China's growth highest since 2007
Chinese output roared ahead at its fastest pace for three years, official figures from the world's third-biggest economy have shown.
The year-on-year growth of 11.9pc in the first quarter of 2010 was flattered by a weak beginning to 2009 but beat expectations and represented the strongest performance since 2007.
The growth has fuelled concerns the Chinese economy is overheating and Beijing is considering a property tax to cool down the rampant property market.
While Chinese inflation is relatively low thanks to lower food prices, the signs of a property bubble were shown by a 35.1pc year-on-year hike in property investment in the figures from the country's National Bureau of Statistics.
"China's inflation problem is not a Consumer Prices Index problem, but a property price problem," ING Bank's Tim Condon said.
The FTSE 100 Index held its ground near 22-month highs on Thursday, helped by the Chinese figures and a strong beginning to the US results season this week.

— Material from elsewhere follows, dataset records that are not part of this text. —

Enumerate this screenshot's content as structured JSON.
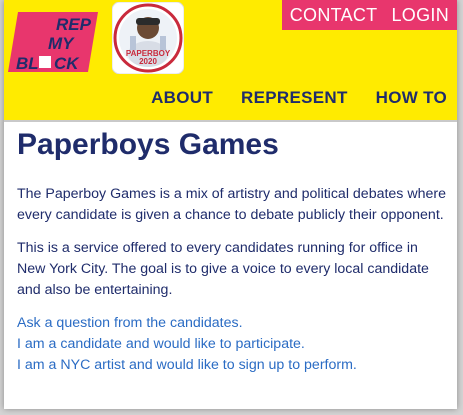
{
  "header": {
    "logo_lines": [
      "REP",
      "MY",
      "BL",
      "CK"
    ],
    "badge_text": [
      "PAPERBOY",
      "2020"
    ],
    "top_links": [
      "CONTACT",
      "LOGIN"
    ],
    "nav": [
      "ABOUT",
      "REPRESENT",
      "HOW TO"
    ]
  },
  "main": {
    "title": "Paperboys Games",
    "paragraphs": [
      "The Paperboy Games is a mix of artistry and political debates where every candidate is given a chance to debate publicly their opponent.",
      "This is a service offered to every candidates running for office in New York City. The goal is to give a voice to every local candidate and also be entertaining."
    ],
    "links": [
      "Ask a question from the candidates.",
      "I am a candidate and would like to participate.",
      "I am a NYC artist and would like to sign up to perform."
    ]
  },
  "colors": {
    "yellow": "#ffeb00",
    "pink": "#e8366d",
    "navy": "#1f2c6b",
    "link_blue": "#2b6cc4"
  }
}
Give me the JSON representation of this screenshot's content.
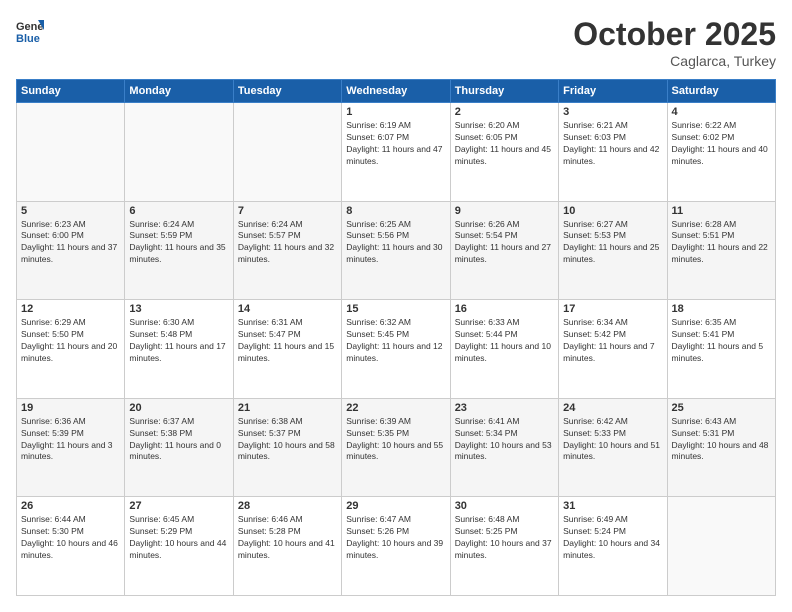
{
  "header": {
    "logo_line1": "General",
    "logo_line2": "Blue",
    "title": "October 2025",
    "subtitle": "Caglarca, Turkey"
  },
  "days_of_week": [
    "Sunday",
    "Monday",
    "Tuesday",
    "Wednesday",
    "Thursday",
    "Friday",
    "Saturday"
  ],
  "weeks": [
    [
      {
        "day": "",
        "info": ""
      },
      {
        "day": "",
        "info": ""
      },
      {
        "day": "",
        "info": ""
      },
      {
        "day": "1",
        "info": "Sunrise: 6:19 AM\nSunset: 6:07 PM\nDaylight: 11 hours and 47 minutes."
      },
      {
        "day": "2",
        "info": "Sunrise: 6:20 AM\nSunset: 6:05 PM\nDaylight: 11 hours and 45 minutes."
      },
      {
        "day": "3",
        "info": "Sunrise: 6:21 AM\nSunset: 6:03 PM\nDaylight: 11 hours and 42 minutes."
      },
      {
        "day": "4",
        "info": "Sunrise: 6:22 AM\nSunset: 6:02 PM\nDaylight: 11 hours and 40 minutes."
      }
    ],
    [
      {
        "day": "5",
        "info": "Sunrise: 6:23 AM\nSunset: 6:00 PM\nDaylight: 11 hours and 37 minutes."
      },
      {
        "day": "6",
        "info": "Sunrise: 6:24 AM\nSunset: 5:59 PM\nDaylight: 11 hours and 35 minutes."
      },
      {
        "day": "7",
        "info": "Sunrise: 6:24 AM\nSunset: 5:57 PM\nDaylight: 11 hours and 32 minutes."
      },
      {
        "day": "8",
        "info": "Sunrise: 6:25 AM\nSunset: 5:56 PM\nDaylight: 11 hours and 30 minutes."
      },
      {
        "day": "9",
        "info": "Sunrise: 6:26 AM\nSunset: 5:54 PM\nDaylight: 11 hours and 27 minutes."
      },
      {
        "day": "10",
        "info": "Sunrise: 6:27 AM\nSunset: 5:53 PM\nDaylight: 11 hours and 25 minutes."
      },
      {
        "day": "11",
        "info": "Sunrise: 6:28 AM\nSunset: 5:51 PM\nDaylight: 11 hours and 22 minutes."
      }
    ],
    [
      {
        "day": "12",
        "info": "Sunrise: 6:29 AM\nSunset: 5:50 PM\nDaylight: 11 hours and 20 minutes."
      },
      {
        "day": "13",
        "info": "Sunrise: 6:30 AM\nSunset: 5:48 PM\nDaylight: 11 hours and 17 minutes."
      },
      {
        "day": "14",
        "info": "Sunrise: 6:31 AM\nSunset: 5:47 PM\nDaylight: 11 hours and 15 minutes."
      },
      {
        "day": "15",
        "info": "Sunrise: 6:32 AM\nSunset: 5:45 PM\nDaylight: 11 hours and 12 minutes."
      },
      {
        "day": "16",
        "info": "Sunrise: 6:33 AM\nSunset: 5:44 PM\nDaylight: 11 hours and 10 minutes."
      },
      {
        "day": "17",
        "info": "Sunrise: 6:34 AM\nSunset: 5:42 PM\nDaylight: 11 hours and 7 minutes."
      },
      {
        "day": "18",
        "info": "Sunrise: 6:35 AM\nSunset: 5:41 PM\nDaylight: 11 hours and 5 minutes."
      }
    ],
    [
      {
        "day": "19",
        "info": "Sunrise: 6:36 AM\nSunset: 5:39 PM\nDaylight: 11 hours and 3 minutes."
      },
      {
        "day": "20",
        "info": "Sunrise: 6:37 AM\nSunset: 5:38 PM\nDaylight: 11 hours and 0 minutes."
      },
      {
        "day": "21",
        "info": "Sunrise: 6:38 AM\nSunset: 5:37 PM\nDaylight: 10 hours and 58 minutes."
      },
      {
        "day": "22",
        "info": "Sunrise: 6:39 AM\nSunset: 5:35 PM\nDaylight: 10 hours and 55 minutes."
      },
      {
        "day": "23",
        "info": "Sunrise: 6:41 AM\nSunset: 5:34 PM\nDaylight: 10 hours and 53 minutes."
      },
      {
        "day": "24",
        "info": "Sunrise: 6:42 AM\nSunset: 5:33 PM\nDaylight: 10 hours and 51 minutes."
      },
      {
        "day": "25",
        "info": "Sunrise: 6:43 AM\nSunset: 5:31 PM\nDaylight: 10 hours and 48 minutes."
      }
    ],
    [
      {
        "day": "26",
        "info": "Sunrise: 6:44 AM\nSunset: 5:30 PM\nDaylight: 10 hours and 46 minutes."
      },
      {
        "day": "27",
        "info": "Sunrise: 6:45 AM\nSunset: 5:29 PM\nDaylight: 10 hours and 44 minutes."
      },
      {
        "day": "28",
        "info": "Sunrise: 6:46 AM\nSunset: 5:28 PM\nDaylight: 10 hours and 41 minutes."
      },
      {
        "day": "29",
        "info": "Sunrise: 6:47 AM\nSunset: 5:26 PM\nDaylight: 10 hours and 39 minutes."
      },
      {
        "day": "30",
        "info": "Sunrise: 6:48 AM\nSunset: 5:25 PM\nDaylight: 10 hours and 37 minutes."
      },
      {
        "day": "31",
        "info": "Sunrise: 6:49 AM\nSunset: 5:24 PM\nDaylight: 10 hours and 34 minutes."
      },
      {
        "day": "",
        "info": ""
      }
    ]
  ]
}
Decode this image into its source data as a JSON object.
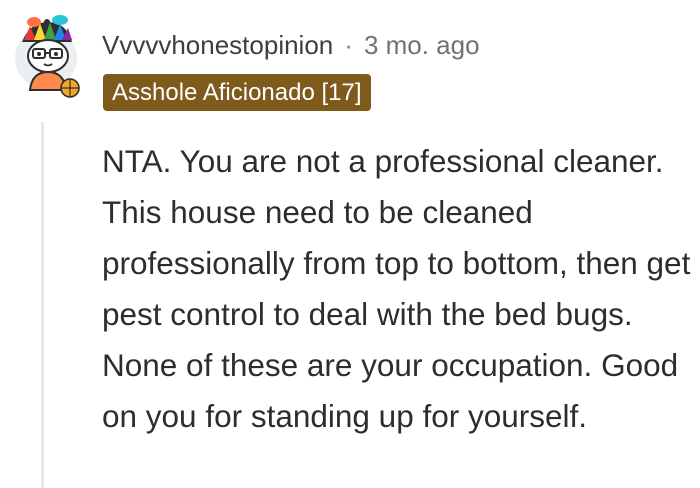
{
  "comment": {
    "username": "Vvvvvhonestopinion",
    "separator": "·",
    "age": "3 mo. ago",
    "flair": "Asshole Aficionado [17]",
    "body": "NTA. You are not a professional cleaner. This house need to be cleaned professionally from top to bottom, then get pest control to deal with the bed bugs. None of these are your occupation. Good on you for standing up for yourself.",
    "avatar_icon": "user-avatar-icon"
  },
  "colors": {
    "flair_background": "#7e5a1c",
    "flair_text": "#ffffff",
    "meta_text": "#4a4d50",
    "body_text": "#2b2e31",
    "thread_line": "#e4e6e8"
  }
}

China, whose output is growing almost twice as fast as a year ago, is closing the gap on Japan to claim the mantle as the world's second biggest economy.
Chinese GDP reached 4.9 trillion US dollars (€3.6 trillion) in 2009, just behind Japan's 5.1 trillion dollars (€3.7 trillion).
This compares with UK output of 2 trillion dollars (£1.5 trillion) after a 4.9pc contraction for the economy during 2009.
But Beijing's policy of keeping its own currency weak to help its exporters weather a global slump is causing increasing tensions with the US.